Today, the system draws from multiple sources in a hybrid architecture that combines governed Databricks datasets with runtime API calls:
Genie Spaces (curated datasets):
Runtime API connections:
The agent seamlessly joins data from API calls with governed datasets retrieved through Genie, providing comprehensive answers that span both real-time external data and carefully curated internal sources.
Because the assistant leverages the same ingestion pipelines, orchestration jobs, and governance model already in place, Jefferies was able to layer agentic capabilities on top of its existing infrastructure rather than introducing a parallel system. The orchestrated jobs running on Databricks — handling ingestion, cleaning, and standardization through existing Databricks pipelines — continue to serve as the foundation, now accessible via natural language.
Tamar Kellner, Senior Associate Data Scientist on the Equity Research team, emphasized how Databricks’ native capabilities accelerated development:
“Databricks Genie and Model Serving handled data access, deployment, and governance out of the box, allowing our team to focus on JDI's core differentiators: agentic system design, analyst-first workflows, and rapid cross-dataset signal corroboration.”
Adoption required more than just speed. Analysts needed to trust the outputs, especially in a workflow with no human intermediary.
One of the critical challenges the team solved was: How do we get non-technical users comfortable with and confident in AI-generated outputs? Unlike tools built on unstructured data, the team couldn't simply link back to source documents and highlight where information was pulled. Nor could they expect analysts to validate SQL queries to verify correctness.
The solution was building auditability directly into every response. Every answer JDI returns includes an expandable dropdown, showing a chain-of-thought view that walks through how the system translated the analyst's prompt into data extraction calls.

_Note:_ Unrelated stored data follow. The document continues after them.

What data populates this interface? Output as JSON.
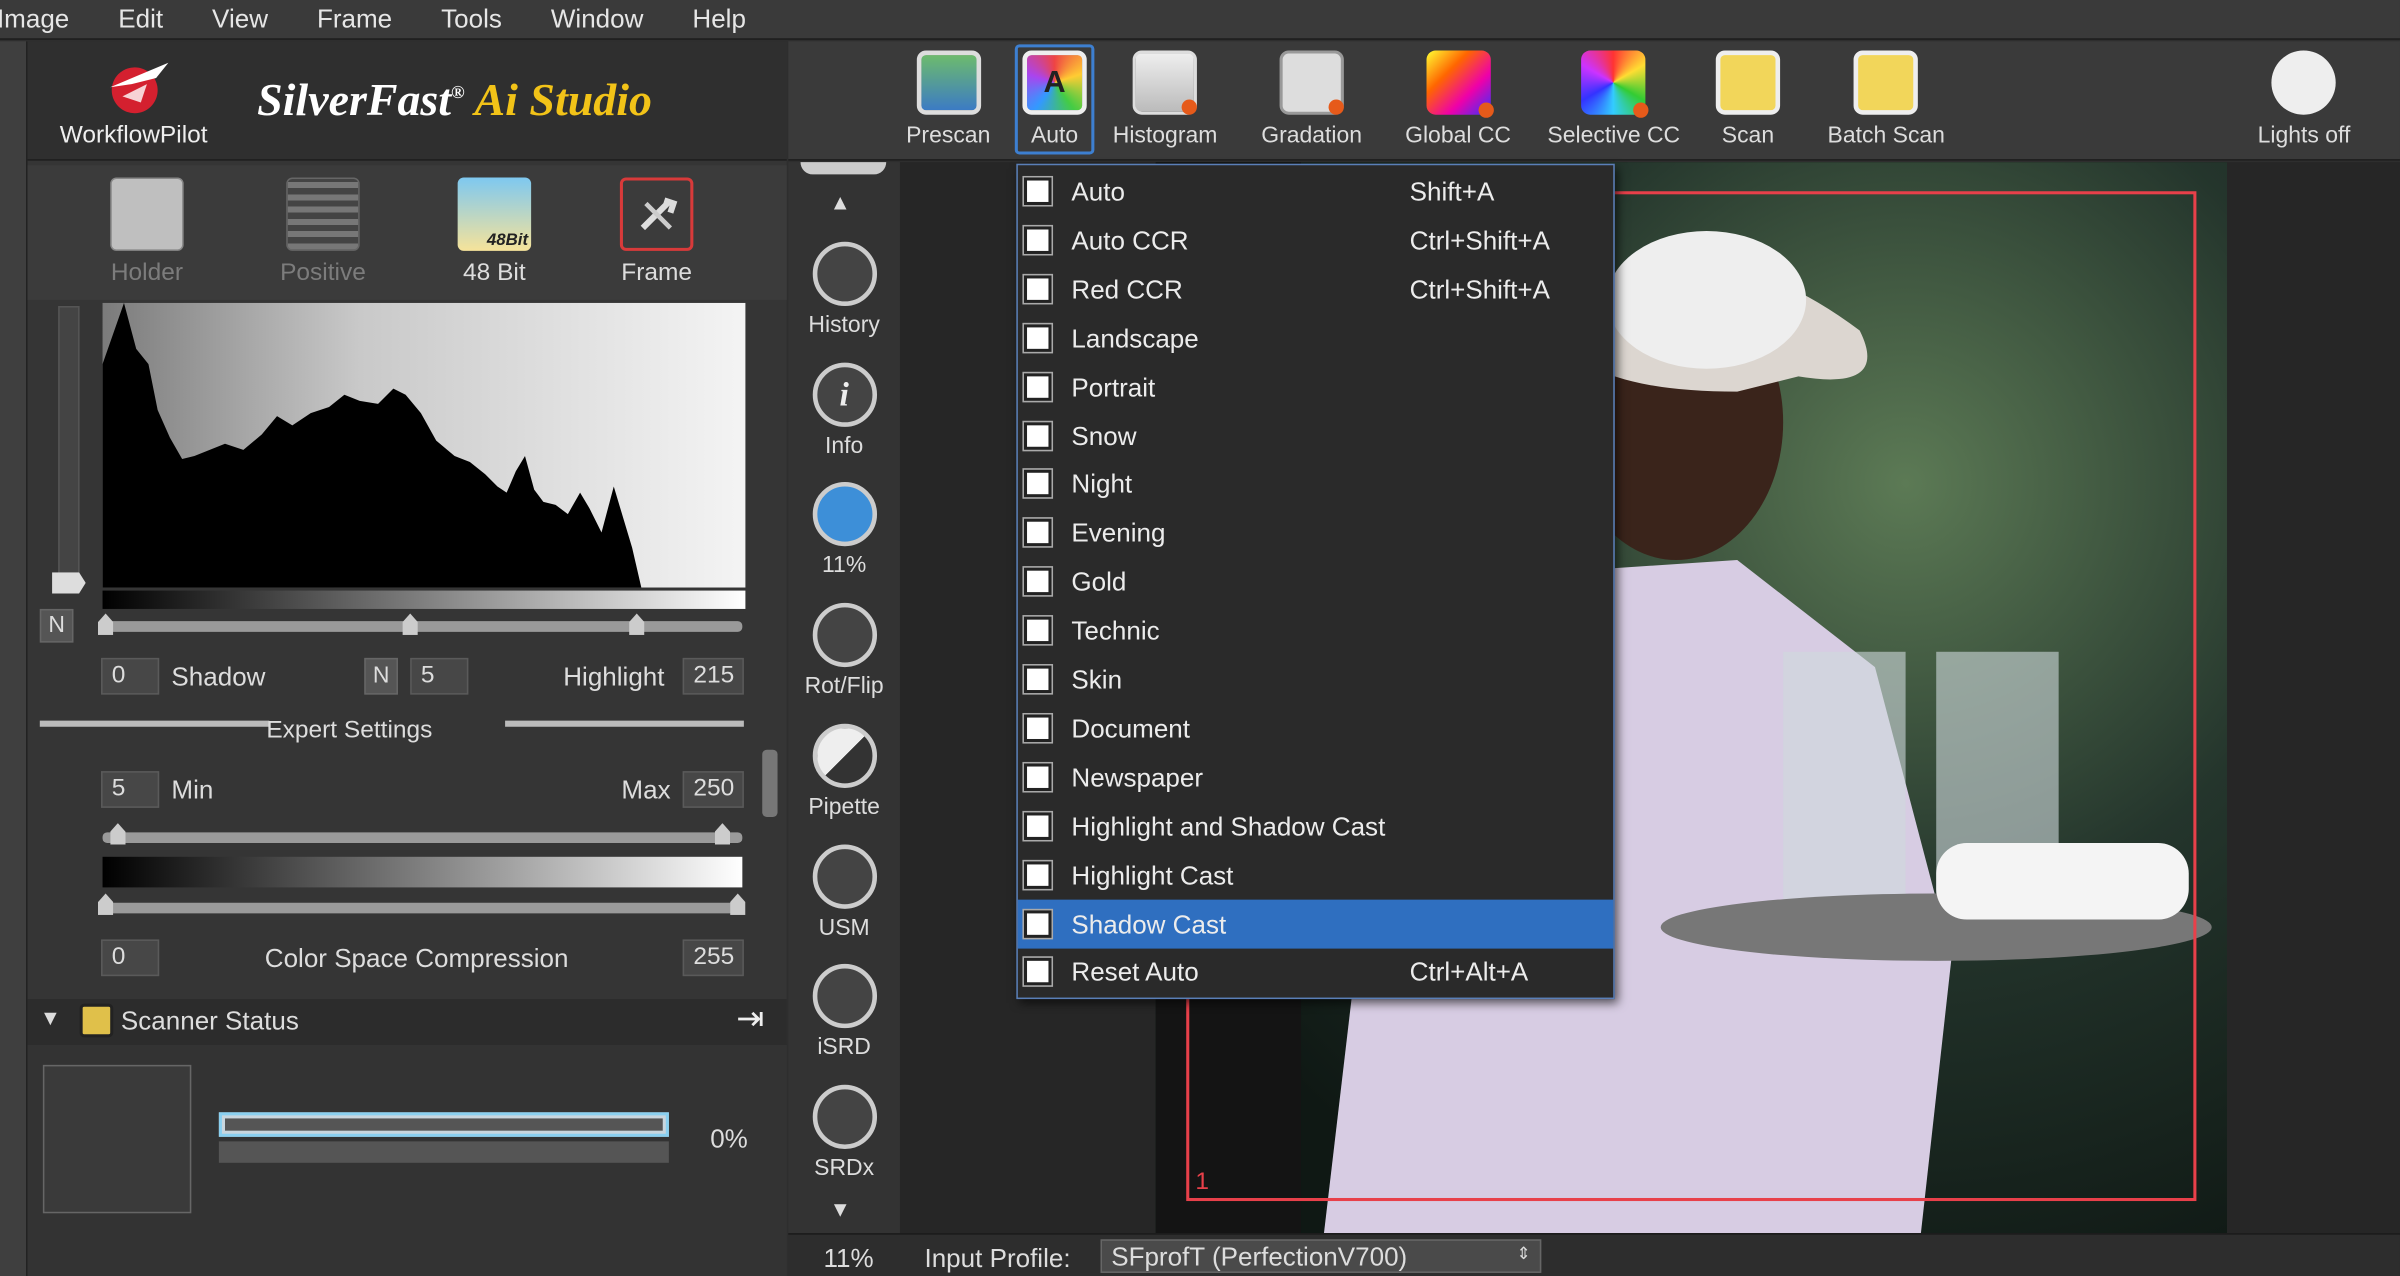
{
  "menubar": [
    "Image",
    "Edit",
    "View",
    "Frame",
    "Tools",
    "Window",
    "Help"
  ],
  "brand": {
    "title_main": "SilverFast",
    "title_reg": "®",
    "title_sub": "Ai Studio",
    "workflow": "WorkflowPilot"
  },
  "modes": [
    {
      "label": "Holder",
      "enabled": false
    },
    {
      "label": "Positive",
      "enabled": false
    },
    {
      "label": "48 Bit",
      "badge": "48Bit",
      "enabled": true
    },
    {
      "label": "Frame",
      "enabled": true
    }
  ],
  "histogram": {
    "n_label": "N",
    "shadow_value": "0",
    "shadow_label": "Shadow",
    "mid_n": "N",
    "mid_value": "5",
    "highlight_label": "Highlight",
    "highlight_value": "215",
    "expert_label": "Expert Settings",
    "min_value": "5",
    "min_label": "Min",
    "max_label": "Max",
    "max_value": "250",
    "csc_low": "0",
    "csc_label": "Color Space Compression",
    "csc_high": "255"
  },
  "scanner": {
    "title": "Scanner Status",
    "progress": 0,
    "progress_text": "0%"
  },
  "toolbar": [
    {
      "label": "Prescan",
      "icon": "prescan-icon"
    },
    {
      "label": "Auto",
      "icon": "auto-icon",
      "active": true
    },
    {
      "label": "Histogram",
      "icon": "histogram-icon"
    },
    {
      "label": "Gradation",
      "icon": "gradation-icon"
    },
    {
      "label": "Global CC",
      "icon": "global-cc-icon"
    },
    {
      "label": "Selective CC",
      "icon": "selective-cc-icon"
    },
    {
      "label": "Scan",
      "icon": "scan-icon"
    },
    {
      "label": "Batch Scan",
      "icon": "batch-scan-icon"
    },
    {
      "label": "Lights off",
      "icon": "lights-off-icon"
    }
  ],
  "sidetools": [
    {
      "label": "History",
      "icon": "history-icon"
    },
    {
      "label": "Info",
      "icon": "info-icon"
    },
    {
      "label": "11%",
      "icon": "zoom-icon"
    },
    {
      "label": "Rot/Flip",
      "icon": "rotate-flip-icon"
    },
    {
      "label": "Pipette",
      "icon": "pipette-icon"
    },
    {
      "label": "USM",
      "icon": "usm-icon"
    },
    {
      "label": "iSRD",
      "icon": "isrd-icon"
    },
    {
      "label": "SRDx",
      "icon": "srdx-icon"
    }
  ],
  "status": {
    "zoom": "11%",
    "profile_label": "Input Profile:",
    "profile_value": "SFprofT (PerfectionV700)"
  },
  "frame_number": "1",
  "dropdown": [
    {
      "label": "Auto",
      "shortcut": "Shift+A"
    },
    {
      "label": "Auto CCR",
      "shortcut": "Ctrl+Shift+A"
    },
    {
      "label": "Red CCR",
      "shortcut": "Ctrl+Shift+A"
    },
    {
      "label": "Landscape",
      "shortcut": ""
    },
    {
      "label": "Portrait",
      "shortcut": ""
    },
    {
      "label": "Snow",
      "shortcut": ""
    },
    {
      "label": "Night",
      "shortcut": ""
    },
    {
      "label": "Evening",
      "shortcut": ""
    },
    {
      "label": "Gold",
      "shortcut": ""
    },
    {
      "label": "Technic",
      "shortcut": ""
    },
    {
      "label": "Skin",
      "shortcut": ""
    },
    {
      "label": "Document",
      "shortcut": ""
    },
    {
      "label": "Newspaper",
      "shortcut": ""
    },
    {
      "label": "Highlight and Shadow Cast",
      "shortcut": ""
    },
    {
      "label": "Highlight Cast",
      "shortcut": ""
    },
    {
      "label": "Shadow Cast",
      "shortcut": "",
      "selected": true
    },
    {
      "label": "Reset Auto",
      "shortcut": "Ctrl+Alt+A"
    }
  ],
  "colors": {
    "accent": "#2f6fc0",
    "frame_red": "#e8404a",
    "brand_yellow": "#f2c318"
  }
}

This transparency helps non-technical users understand and audit the reasoning process, building confidence in the outputs without requiring them to inspect SQL or source tables directly.
This explainability, combined with the system's ability to surface multiple corroborating datasets, gives analysts the evidence they need to build conviction in their investment recommendations.
The assistant is currently rolled out to more than 250 users in the US, with plans to expand to EMEA and APAC, bringing total access to roughly 550 analysts globally.
Although the tool has been live for only a few weeks, adoption has been broad. Hundreds of questions have already been answered, generating thousands of insights and charts.
Work that previously took days or weeks due to bandwidth constraints or complexity is now delivered in minutes.
For users like Kaumil Gajrawala, Managing Director of Consumer Research at Jefferies, that acceleration is already changing how research gets done.
“JDI has massively accelerated our workflow,” Gajrawala said. “We’re doing more, faster. We’ve only scratched the surface, we’re evolving from getting our work done faster to discovering what we can now do that wasn’t possible before.”
The current system draws from roughly 10–12 core data sources, several of which contain multiple datasets, with a clear path to expanding to 30–40+ sources over time.
“We’re getting started with the most common sources, but we have a runway of two to three times as many,” Geismar said. “The vision is that this becomes the single access point for our department’s structured data, and a daily tool for most analysts.”
As the platform expands, Jefferies remains focused on maintaining performance, usability, and interpretability while increasing the breadth of accessible research data.
By building on Databricks’ data engineering, governance, and AI capabilities, Jefferies is evolving how analysts interact with structured data, combining the autonomy of self-service with the embedded expertise of the research engineering team.
The result is not just faster answers, but a system that helps analysts develop stronger, more defensible investment theses, grounded in corroborated evidence and delivered at the speed research demands.